One further observation from our centre is that there seems to be a significant variability in typical contact forces recorded by different operators, both amongst senior operators and trainees. This has also been observed in other centres using a different technology.4 Each operator has also noticed unexpected high contact force recordings occurring at a time when conventional parameters would not have indicated excessive force. This affords the opportunity to individual operators to modify their own ablation technique using the feedback from the contact force recordings.
The accurate assessment of catheter contact has long been a goal for electrophysiologists and we have used a number of surrogates to determine whether our catheter is in adequate contact or not. These surrogates are imperfect and we are learning that simple measures such as electrogram attenuation are often misleading. It is likely therefore that integrated contact force technologies will become an established part of most if not all ablation procedures.
Whether such technologies affect hard clinical endpoints (such as success rates, complication rates, or mortality) remains to be seen but trials are ongoing in this field. The TOCCASTER study7 is randomising patients with atrial fibrillation to catheter ablation with the TactiCath contact force catheter versus standard ablation catheter and will assess safety and effectiveness. The TOCCATA-Touch+ study is examining the safety of the TactiCath catheter in both atrial fibrillation and right atrial arrhythmias.
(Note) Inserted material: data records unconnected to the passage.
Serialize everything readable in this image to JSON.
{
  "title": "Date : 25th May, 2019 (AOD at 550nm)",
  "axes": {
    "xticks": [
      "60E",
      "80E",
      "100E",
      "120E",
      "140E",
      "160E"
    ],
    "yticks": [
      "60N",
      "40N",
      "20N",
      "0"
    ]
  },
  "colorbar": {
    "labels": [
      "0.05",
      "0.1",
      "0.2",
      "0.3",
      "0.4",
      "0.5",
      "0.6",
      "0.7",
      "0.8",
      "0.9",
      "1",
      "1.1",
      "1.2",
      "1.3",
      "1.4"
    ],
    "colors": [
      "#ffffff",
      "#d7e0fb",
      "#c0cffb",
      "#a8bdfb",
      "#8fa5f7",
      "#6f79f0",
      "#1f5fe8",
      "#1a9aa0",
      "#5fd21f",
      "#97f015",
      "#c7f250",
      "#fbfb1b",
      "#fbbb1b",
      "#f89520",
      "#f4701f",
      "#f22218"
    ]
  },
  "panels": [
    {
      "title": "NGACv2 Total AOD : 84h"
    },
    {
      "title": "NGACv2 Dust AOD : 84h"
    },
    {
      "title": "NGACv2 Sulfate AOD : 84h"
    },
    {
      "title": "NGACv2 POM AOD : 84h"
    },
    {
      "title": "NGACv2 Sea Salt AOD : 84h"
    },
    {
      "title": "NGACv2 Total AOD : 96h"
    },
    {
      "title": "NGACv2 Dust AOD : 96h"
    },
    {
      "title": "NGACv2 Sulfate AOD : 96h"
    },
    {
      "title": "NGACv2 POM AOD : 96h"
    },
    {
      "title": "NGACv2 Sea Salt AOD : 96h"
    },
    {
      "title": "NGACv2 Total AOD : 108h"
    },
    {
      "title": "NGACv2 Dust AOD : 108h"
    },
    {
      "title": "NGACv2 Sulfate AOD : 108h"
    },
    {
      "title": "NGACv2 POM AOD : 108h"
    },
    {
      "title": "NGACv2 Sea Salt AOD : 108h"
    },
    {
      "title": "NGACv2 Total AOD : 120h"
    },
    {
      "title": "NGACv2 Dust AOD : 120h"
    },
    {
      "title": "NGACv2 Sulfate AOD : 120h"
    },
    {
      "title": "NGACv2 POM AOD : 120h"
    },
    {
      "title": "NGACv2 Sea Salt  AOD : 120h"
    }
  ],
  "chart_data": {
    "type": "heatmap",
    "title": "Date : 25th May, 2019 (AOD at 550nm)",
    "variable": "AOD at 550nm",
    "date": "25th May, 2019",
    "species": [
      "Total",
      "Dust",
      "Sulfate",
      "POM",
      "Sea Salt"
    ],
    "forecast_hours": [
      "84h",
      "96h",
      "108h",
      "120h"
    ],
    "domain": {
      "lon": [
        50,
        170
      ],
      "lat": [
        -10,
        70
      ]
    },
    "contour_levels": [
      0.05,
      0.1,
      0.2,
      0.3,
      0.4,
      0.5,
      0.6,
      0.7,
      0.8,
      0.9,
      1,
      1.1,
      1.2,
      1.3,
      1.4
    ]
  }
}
Our group is examining the relationship between contact force and electrogram morphology in patients with atrial fibrillation (Clinicaltrial.gov ref NCT01587404) and how this impacts on our ablation strategy.
Contact force assessment represents a breakthrough technology that is likely to impact significantly on how we perform catheter ablation. It promises to improve procedural success by ensuring adequate catheter contact and therefore the delivery of more effective ablation lesions while also warning operators of the dangers of excessive contact and therefore potentially reducing complications. Time will tell whether these promises are fulfilled but the next few years represents an exciting time in the field of complex ablation.